Getting to the Table at the Top
Last spring, 20 young women studying in the Sigmund Weis School of Business were inspired to do much the same thing with their careers: Take a deep breath. Hit the "up" button and don't look back until you have a seat at the top.
This empowering message permeated the atmosphere at a first-of its-kind Women's Leadership Symposium held at the Marriott Marquis. The symposium, supported and executed by Susquehanna alumnae and friends, provided the women with practical career advice designed to help them rise through the ranks of the corporate world.
All of the women left New York inspired, but none more so than Afi Ahama '17. The accounting major spent the summer meeting with female business executives, including several she was introduced to during the symposium, to learn more about the challenges they've faced in their careers. She's using the insights they shared to develop Lean In Circles-one on campus and one back home in the Bronx-where women can gain the peer support they so often need to break the proverbial glass ceiling. She's also working to establish a PIER (Professional Internship and Employment Readiness) organization for students of color.
The accounting major sees her efforts to establish the Lean In Circles and PIER organization as the "first steps toward becoming an extraordinary executive in my field." And she wants the same for her female counterparts in the business school.
"I want us to come together and fight the fear away. I want us to be confident graduating and walking into our prospective fields knowing that our gender is not a barrier [to advancement]," Ahama says.It's a tall order in a world where only 4.8 percent of Fortune 500 CEOs are women. But if you were to ask the woman behind the concept of "leaning in," she'd likely say that women hold some responsibility for the gender gap at the top.
In her wildly popular 2010 TED Talk, Sheryl Sandberg, COO of Facebook, explained that the inequity occurs, at least in part, because women often don't "take a seat at the table" and "lean in" when it comes to accepting roles that lead to advancement. The concept sparked a sensation that led to Sandberg's bestselling book Lean In: Women, Work and the Will to Lead and a network of Lean In Circles
across the country.
In short, Sandberg is convinced women are dropping out of the race to the top. But why? Because, as she explains, women face more challenges in balancing professional success and personal fulfillment.
First, she says, they "systematically underestimate their own abilities" and don't negotiate for themselves in the workplace. Why? Because, as studies show, success and likeability correlate positively for men but negatively for women.
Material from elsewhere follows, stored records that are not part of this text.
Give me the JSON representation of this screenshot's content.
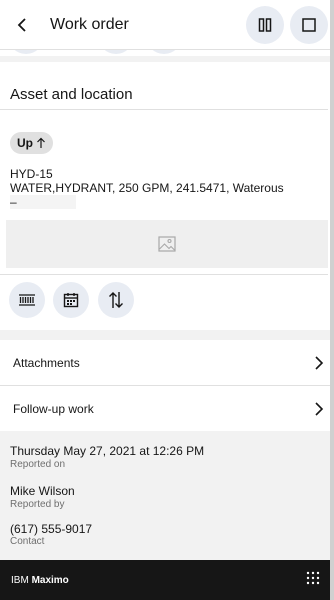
{
  "header": {
    "title": "Work order",
    "back_icon": "chevron-left-icon",
    "buttons": [
      {
        "icon": "pause-icon"
      },
      {
        "icon": "stop-icon"
      }
    ]
  },
  "asset_section": {
    "title": "Asset and location",
    "status": {
      "label": "Up",
      "icon": "arrow-up-icon"
    },
    "asset_number": "HYD-15",
    "asset_description": "WATER,HYDRANT, 250 GPM, 241.5471, Waterous",
    "location": "–",
    "image_placeholder_icon": "image-icon",
    "tools": [
      {
        "name": "barcode-scan",
        "icon": "barcode-icon"
      },
      {
        "name": "calendar",
        "icon": "calendar-icon"
      },
      {
        "name": "sort",
        "icon": "arrows-vertical-icon"
      }
    ]
  },
  "nav_rows": [
    {
      "label": "Attachments",
      "icon": "chevron-right-icon"
    },
    {
      "label": "Follow-up work",
      "icon": "chevron-right-icon"
    }
  ],
  "info": {
    "reported_on": {
      "value": "Thursday May 27, 2021  at  12:26 PM",
      "label": "Reported on"
    },
    "reported_by": {
      "value": "Mike Wilson",
      "label": "Reported by"
    },
    "contact": {
      "value": "(617) 555-9017",
      "label": "Contact"
    }
  },
  "footer": {
    "brand_prefix": "IBM ",
    "brand_name": "Maximo",
    "menu_icon": "app-switcher-grid-icon"
  },
  "colors": {
    "accent_button_bg": "#e8ecf3",
    "footer_bg": "#161616",
    "page_bg": "#f2f2f2"
  }
}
It'sa misperception that Sandberg encourages women to challenge because, as she said in her TED Talk, "No one gets to the corner office by sitting on the side and not at the table."
Susquehanna University Trustee Mary Cianni spoke to this at the Women's Leadership Symposium. Cianni, principal at Towers Watson, a global professional services company, cut her teeth in the business world at a time when it was rare to see a woman at the corporate conference table.
So what did challenging the status quo teach her? Firmly in the camp that says leaders are made, not born, Cianni told the women that to be a leader they need to find their"leadership voice." She encouraged them to be who they are and to be assertive in their identity. "It's the way we feel about ourselves that exudes confidence," she said. "Don't be intimidated. Occasionally, you have to stand up for yourself."
And as Sandberg would say, "lean in" once you get a seat at the table and take advantage of opportunities for growth.